Too often they think maybe the same company will hire them back.
Well, it could happen. After all, you were laid off because there was a shortage of work at your company and you haven't been hired elsewhere because there's a shortage of work in the entire industry. You reason that surely when the economy picks up, your company will need someone like you again, and who better than the proven succes: you!
Or perhaps you're thinking that they made a mistake when they let you go; soon they will recongize that mistake and bring you back!
Forget it. Buy a lottery ticket instead. I'm not saying people never rehire the ones they laid off, but it's damn rare.
I've seen both sides of the fence. When I was with Coleco, we went through an extended cycle of hiring, laying off, and then discoveing that management had screwed up and we needed more help. There were times when I was consulted as to rehiring staff that had been laid off; coupling that to my more recent experience with being laid off leads to a few thoughts you may apply to your own situation:
- You were laid off because you were less valuable to the company than every other person that they kept.
- If company politics had anything to do with your layoff ... you lost. Or your boss lost, and throwing you overboard was distasteful but necessary. Do you think your boss wants you back as a reminder?
- You know something in your gut that every person still working there does not know: those bastards will let you go when they screw up. Do you really think they want your former co-workers to learn that?
- Survivor's guilt is real. Your application for your old job, or anything in your old position, is full of negative emotion for the HR department.
- They had to make a case to let you go, and it's now in your HR file If a new HR person looks at your file, they'll see a long list of reasons why they're better off without you.
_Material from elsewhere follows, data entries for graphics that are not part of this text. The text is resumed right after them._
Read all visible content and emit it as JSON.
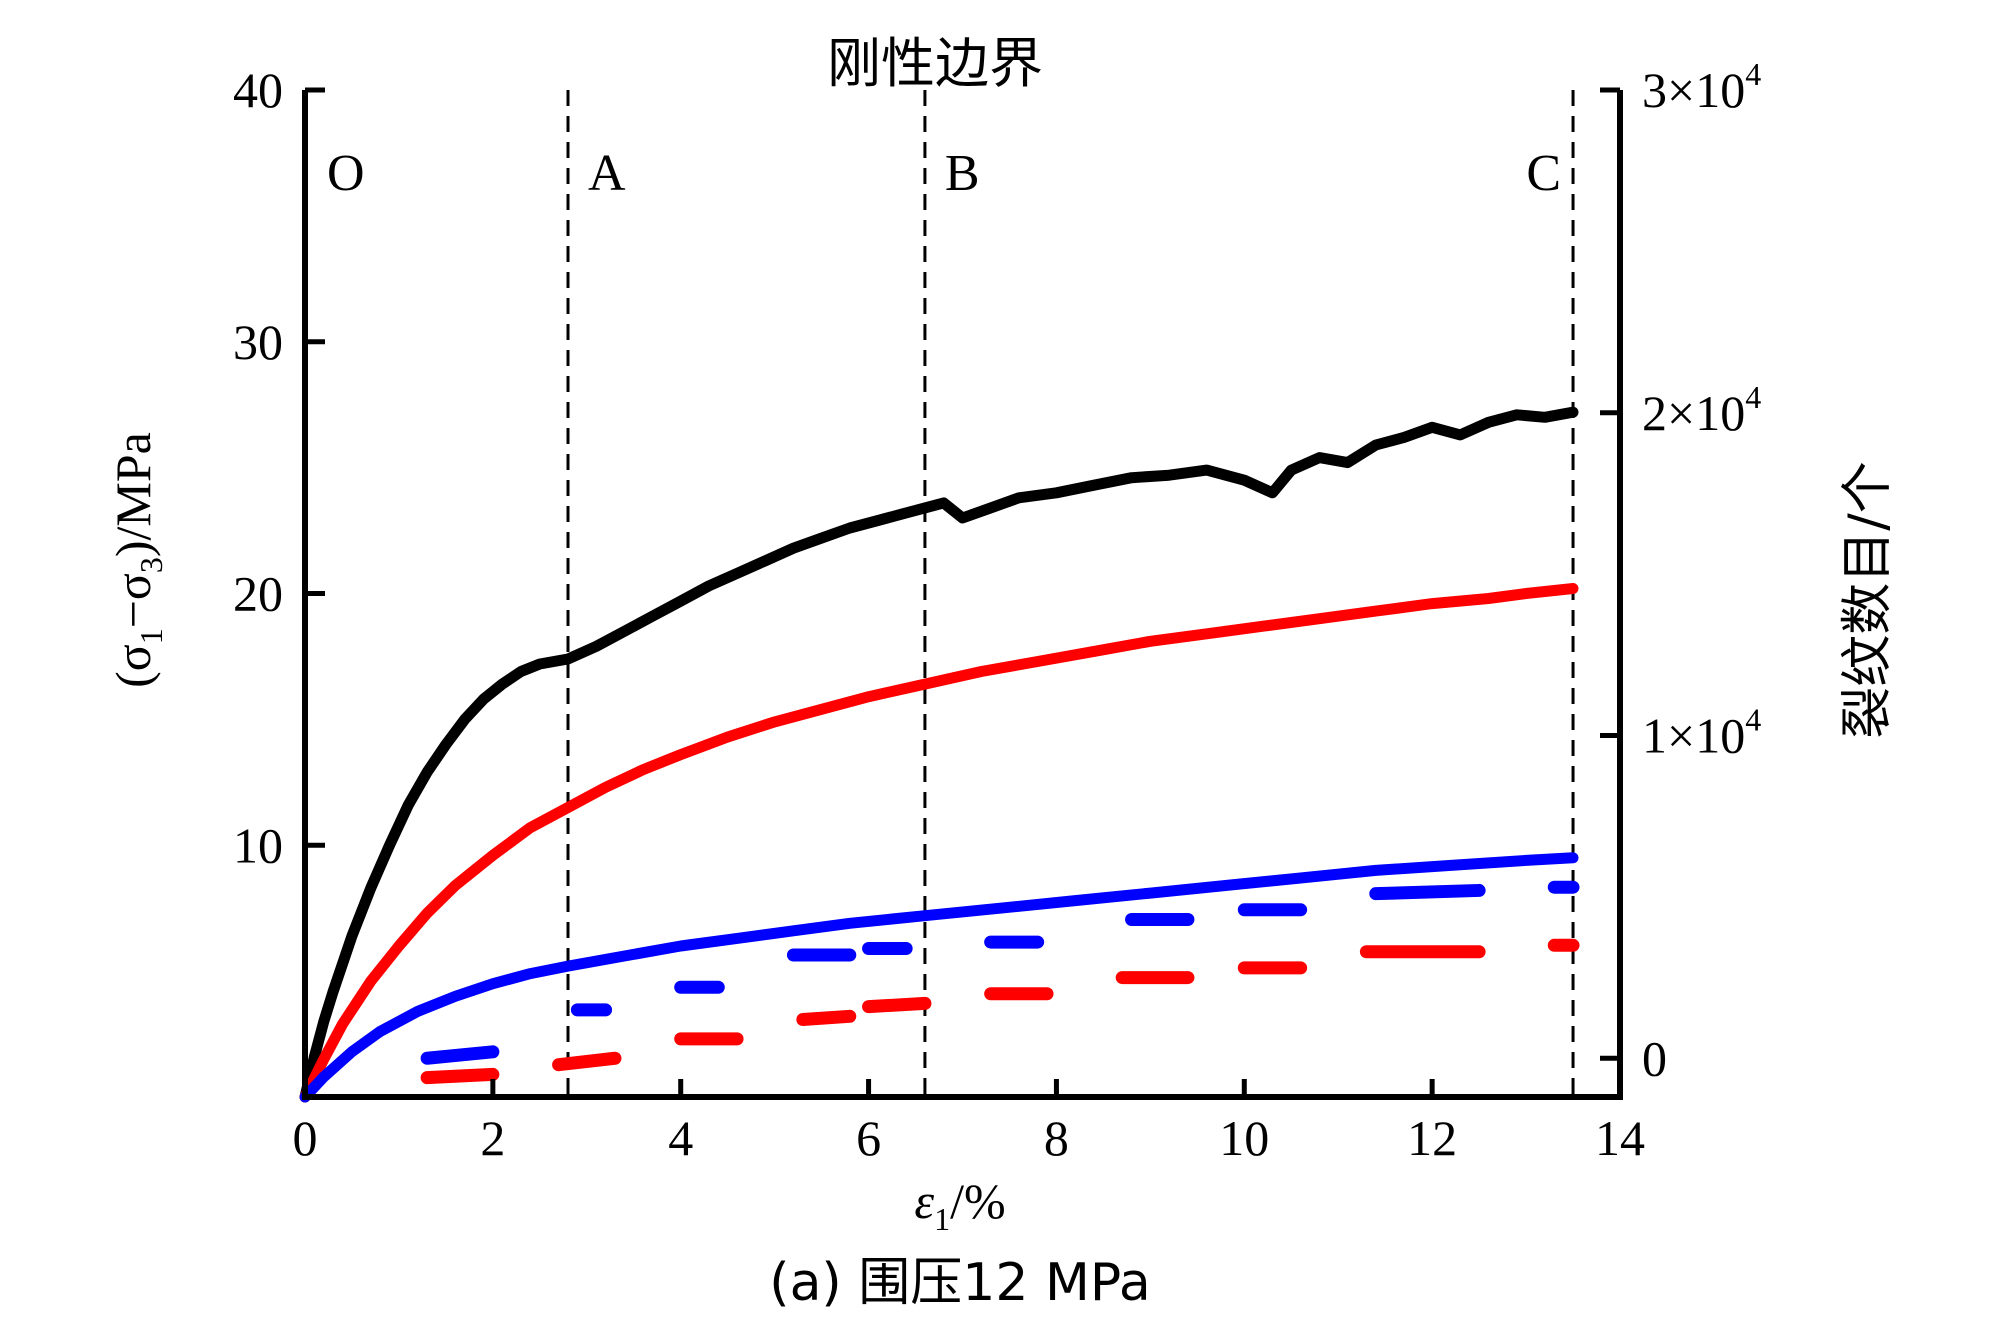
{
  "chart_data": {
    "type": "line",
    "title": "刚性边界",
    "caption": "(a) 围压12 MPa",
    "xlabel": {
      "prefix": "ε",
      "sub": "1",
      "suffix": "/%"
    },
    "ylabel_left": {
      "open": "(σ",
      "sub1": "1",
      "minus": "−σ",
      "sub2": "3",
      "close": ")/MPa"
    },
    "ylabel_right": "裂纹数目/个",
    "xlim": [
      0,
      14
    ],
    "ylim_left": [
      0,
      40
    ],
    "ylim_right": [
      -1200,
      30000
    ],
    "x_ticks": [
      "0",
      "2",
      "4",
      "6",
      "8",
      "10",
      "12",
      "14"
    ],
    "y_left_ticks": [
      "10",
      "20",
      "30",
      "40"
    ],
    "y_right_ticks": [
      {
        "value": 0,
        "label": "0",
        "exp": ""
      },
      {
        "value": 10000,
        "label": "1×10",
        "exp": "4"
      },
      {
        "value": 20000,
        "label": "2×10",
        "exp": "4"
      },
      {
        "value": 30000,
        "label": "3×10",
        "exp": "4"
      }
    ],
    "stage_lines": [
      {
        "label": "O",
        "x": 0.0
      },
      {
        "label": "A",
        "x": 2.8
      },
      {
        "label": "B",
        "x": 6.6
      },
      {
        "label": "C",
        "x": 13.5
      }
    ],
    "series": [
      {
        "color": "#000000",
        "axis": "left",
        "style": "solid",
        "points": [
          [
            0,
            0
          ],
          [
            0.1,
            1.6
          ],
          [
            0.2,
            3.0
          ],
          [
            0.3,
            4.2
          ],
          [
            0.5,
            6.4
          ],
          [
            0.7,
            8.3
          ],
          [
            0.9,
            10.0
          ],
          [
            1.1,
            11.6
          ],
          [
            1.3,
            12.9
          ],
          [
            1.5,
            14.0
          ],
          [
            1.7,
            15.0
          ],
          [
            1.9,
            15.8
          ],
          [
            2.1,
            16.4
          ],
          [
            2.3,
            16.9
          ],
          [
            2.5,
            17.2
          ],
          [
            2.8,
            17.4
          ],
          [
            3.1,
            17.9
          ],
          [
            3.4,
            18.5
          ],
          [
            3.7,
            19.1
          ],
          [
            4.0,
            19.7
          ],
          [
            4.3,
            20.3
          ],
          [
            4.6,
            20.8
          ],
          [
            4.9,
            21.3
          ],
          [
            5.2,
            21.8
          ],
          [
            5.5,
            22.2
          ],
          [
            5.8,
            22.6
          ],
          [
            6.1,
            22.9
          ],
          [
            6.4,
            23.2
          ],
          [
            6.6,
            23.4
          ],
          [
            6.8,
            23.6
          ],
          [
            7.0,
            23.0
          ],
          [
            7.3,
            23.4
          ],
          [
            7.6,
            23.8
          ],
          [
            8.0,
            24.0
          ],
          [
            8.4,
            24.3
          ],
          [
            8.8,
            24.6
          ],
          [
            9.2,
            24.7
          ],
          [
            9.6,
            24.9
          ],
          [
            10.0,
            24.5
          ],
          [
            10.3,
            24.0
          ],
          [
            10.5,
            24.9
          ],
          [
            10.8,
            25.4
          ],
          [
            11.1,
            25.2
          ],
          [
            11.4,
            25.9
          ],
          [
            11.7,
            26.2
          ],
          [
            12.0,
            26.6
          ],
          [
            12.3,
            26.3
          ],
          [
            12.6,
            26.8
          ],
          [
            12.9,
            27.1
          ],
          [
            13.2,
            27.0
          ],
          [
            13.5,
            27.2
          ]
        ]
      },
      {
        "color": "#ff0000",
        "axis": "left",
        "style": "solid",
        "points": [
          [
            0,
            0
          ],
          [
            0.2,
            1.5
          ],
          [
            0.4,
            2.9
          ],
          [
            0.7,
            4.6
          ],
          [
            1.0,
            6.0
          ],
          [
            1.3,
            7.3
          ],
          [
            1.6,
            8.4
          ],
          [
            2.0,
            9.6
          ],
          [
            2.4,
            10.7
          ],
          [
            2.8,
            11.5
          ],
          [
            3.2,
            12.3
          ],
          [
            3.6,
            13.0
          ],
          [
            4.0,
            13.6
          ],
          [
            4.5,
            14.3
          ],
          [
            5.0,
            14.9
          ],
          [
            5.5,
            15.4
          ],
          [
            6.0,
            15.9
          ],
          [
            6.6,
            16.4
          ],
          [
            7.2,
            16.9
          ],
          [
            7.8,
            17.3
          ],
          [
            8.4,
            17.7
          ],
          [
            9.0,
            18.1
          ],
          [
            9.6,
            18.4
          ],
          [
            10.2,
            18.7
          ],
          [
            10.8,
            19.0
          ],
          [
            11.4,
            19.3
          ],
          [
            12.0,
            19.6
          ],
          [
            12.6,
            19.8
          ],
          [
            13.0,
            20.0
          ],
          [
            13.5,
            20.2
          ]
        ]
      },
      {
        "color": "#0000ff",
        "axis": "left",
        "style": "solid",
        "points": [
          [
            0,
            0
          ],
          [
            0.2,
            0.8
          ],
          [
            0.5,
            1.8
          ],
          [
            0.8,
            2.6
          ],
          [
            1.2,
            3.4
          ],
          [
            1.6,
            4.0
          ],
          [
            2.0,
            4.5
          ],
          [
            2.4,
            4.9
          ],
          [
            2.8,
            5.2
          ],
          [
            3.4,
            5.6
          ],
          [
            4.0,
            6.0
          ],
          [
            4.6,
            6.3
          ],
          [
            5.2,
            6.6
          ],
          [
            5.8,
            6.9
          ],
          [
            6.6,
            7.2
          ],
          [
            7.4,
            7.5
          ],
          [
            8.2,
            7.8
          ],
          [
            9.0,
            8.1
          ],
          [
            9.8,
            8.4
          ],
          [
            10.6,
            8.7
          ],
          [
            11.4,
            9.0
          ],
          [
            12.2,
            9.2
          ],
          [
            13.0,
            9.4
          ],
          [
            13.5,
            9.5
          ]
        ]
      },
      {
        "color": "#0000ff",
        "axis": "right",
        "style": "segments",
        "segments": [
          [
            [
              1.3,
              0
            ],
            [
              2.0,
              200
            ]
          ],
          [
            [
              2.9,
              1500
            ],
            [
              3.2,
              1500
            ]
          ],
          [
            [
              4.0,
              2200
            ],
            [
              4.4,
              2200
            ]
          ],
          [
            [
              5.2,
              3200
            ],
            [
              5.8,
              3200
            ]
          ],
          [
            [
              6.0,
              3400
            ],
            [
              6.4,
              3400
            ]
          ],
          [
            [
              7.3,
              3600
            ],
            [
              7.8,
              3600
            ]
          ],
          [
            [
              8.8,
              4300
            ],
            [
              9.4,
              4300
            ]
          ],
          [
            [
              10.0,
              4600
            ],
            [
              10.6,
              4600
            ]
          ],
          [
            [
              11.4,
              5100
            ],
            [
              12.5,
              5200
            ]
          ],
          [
            [
              13.3,
              5300
            ],
            [
              13.5,
              5300
            ]
          ]
        ]
      },
      {
        "color": "#ff0000",
        "axis": "right",
        "style": "segments",
        "segments": [
          [
            [
              1.3,
              -600
            ],
            [
              2.0,
              -500
            ]
          ],
          [
            [
              2.7,
              -200
            ],
            [
              3.3,
              0
            ]
          ],
          [
            [
              4.0,
              600
            ],
            [
              4.6,
              600
            ]
          ],
          [
            [
              5.3,
              1200
            ],
            [
              5.8,
              1300
            ]
          ],
          [
            [
              6.0,
              1600
            ],
            [
              6.6,
              1700
            ]
          ],
          [
            [
              7.3,
              2000
            ],
            [
              7.9,
              2000
            ]
          ],
          [
            [
              8.7,
              2500
            ],
            [
              9.4,
              2500
            ]
          ],
          [
            [
              10.0,
              2800
            ],
            [
              10.6,
              2800
            ]
          ],
          [
            [
              11.3,
              3300
            ],
            [
              12.5,
              3300
            ]
          ],
          [
            [
              13.3,
              3500
            ],
            [
              13.5,
              3500
            ]
          ]
        ]
      }
    ]
  }
}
Why would they take the chance?
- There is a natural suspicion among HR types that if you want to go back to a company that laid you off, you haven't succeeded in finding something elsewhere and that, therefore, they don't want you either.
- There are some companies that have a cycle of boom-and-bust, hiring and firing and re-hiring (....remember Boeing?) If that's the business you're in, perhaps none of the above will apply to you, but you need to consider whether this cycle is good for you.
- Business managers are not built to recognize their mistakes. Why should they, if they can cover them up by blaming someone else? They may well have figured out that letting you go was an error, but admitting it endangers their own career. It's much safer to insist that their decision was the correct one, and to hire someone else.
- Never make the mistake of thinking that management's priority is the health of their company or organization. You were not laid off to save the company; you were laid off to save your manager, plus whoever higher up in your manager's chain of command made the screw-up that lead your company to needing layoffs. Never expect them to admit this, since it would be cutting their own throats.
- The architects of America's greatest strategic blunder, the Bush/Cheney/Rice/Rumsfeld invasion of Iraq, retired wealthy and secure by means of simply denying they ever made a mistake. How can you hope to compete with a management model like that?